The 2018 Okayama GT 300km was the first round of the 2018 Super GT Series. It was held at the Okayama International Circuit in Mimasaka, Okayama Prefecture, Japan. 

The GT500 category was won by Koudai Tsukakoshi and Takashi Kogure in the #17  Honda NSX-GT, whilst Yuhki Nakayama and Takashi Kobayashi won the GT300 category in the #18 Team UpGarage Toyota 86.

Race Report

Qualifying 
Rain affected both qualifying sessions for the GT500 and GT300 categories, which shuffled the grid owing to changing track conditions.

GT500 
In a what was tumultuous qualifying session, the #17  outfit piloted by Koudai Tsukakoshi and Takashi Kogure achieved pole position, after the #24 Kondō Racing Nissan GT-R of Mitsunori Takaboshi and João Paulo de Oliveira had set the pace in the first qualifying session. 2009 Formula One World Champion Jenson Button qualified fifth on his Super GT debut, whilst Swede Felix Rosenqvist qualified in fourth place, cementing a solid run in his debut. One of the biggest shocks to come out of qualifying was the defending champions Ryō Hirakawa and Nick Cassidy failing to get into the second part of qualifying.

GT300 
The qualifying session for the GT300 category was just as hectic.
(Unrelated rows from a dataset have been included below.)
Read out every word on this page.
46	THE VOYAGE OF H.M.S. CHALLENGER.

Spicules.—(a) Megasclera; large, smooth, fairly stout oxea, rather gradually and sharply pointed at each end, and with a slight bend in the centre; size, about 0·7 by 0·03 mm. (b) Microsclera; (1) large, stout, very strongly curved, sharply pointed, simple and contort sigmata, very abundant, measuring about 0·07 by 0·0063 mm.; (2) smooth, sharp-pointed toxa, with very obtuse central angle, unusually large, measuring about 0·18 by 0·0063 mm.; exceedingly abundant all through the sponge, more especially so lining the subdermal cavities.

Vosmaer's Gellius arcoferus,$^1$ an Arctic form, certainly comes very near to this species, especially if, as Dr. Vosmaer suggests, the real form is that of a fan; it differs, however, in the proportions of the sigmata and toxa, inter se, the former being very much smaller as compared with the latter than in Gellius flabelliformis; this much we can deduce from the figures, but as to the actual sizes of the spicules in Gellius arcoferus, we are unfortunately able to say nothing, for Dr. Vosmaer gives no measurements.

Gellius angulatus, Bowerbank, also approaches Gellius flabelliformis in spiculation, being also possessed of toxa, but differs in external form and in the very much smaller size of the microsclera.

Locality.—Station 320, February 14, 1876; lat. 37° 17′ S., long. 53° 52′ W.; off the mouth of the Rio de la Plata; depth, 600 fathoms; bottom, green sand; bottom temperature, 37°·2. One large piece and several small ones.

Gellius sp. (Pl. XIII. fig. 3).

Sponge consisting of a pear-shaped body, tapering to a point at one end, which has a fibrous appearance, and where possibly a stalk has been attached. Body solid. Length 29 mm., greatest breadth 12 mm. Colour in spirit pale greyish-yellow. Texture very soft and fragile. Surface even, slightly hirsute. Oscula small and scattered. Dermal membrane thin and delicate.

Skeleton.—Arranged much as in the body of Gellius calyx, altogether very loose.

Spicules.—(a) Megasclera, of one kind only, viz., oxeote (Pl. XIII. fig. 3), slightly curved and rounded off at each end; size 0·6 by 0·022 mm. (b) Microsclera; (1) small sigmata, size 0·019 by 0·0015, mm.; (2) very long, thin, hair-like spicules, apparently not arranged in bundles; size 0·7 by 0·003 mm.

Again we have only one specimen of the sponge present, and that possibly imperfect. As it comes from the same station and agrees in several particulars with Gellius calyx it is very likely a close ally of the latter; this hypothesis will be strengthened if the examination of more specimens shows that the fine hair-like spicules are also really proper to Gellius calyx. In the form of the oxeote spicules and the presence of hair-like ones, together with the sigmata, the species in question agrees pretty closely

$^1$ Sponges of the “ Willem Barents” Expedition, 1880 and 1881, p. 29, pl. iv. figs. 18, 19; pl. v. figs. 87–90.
The Toyota 86 MC entries in the GT300 class appeared to be the pace setters throughout the weekend, with the #25 Tsuchiya Engineering entry of Takamitsu Matsui and Sho Tsuboi set the initial pace in Q1 with a time of 1:25.232. But, it was ultimately the #88 JLOC Lamborghini Huracán GT3 of Marco Mapelli and Kazuki Hiramine took the pole with a time of 1:33.925 in Q2.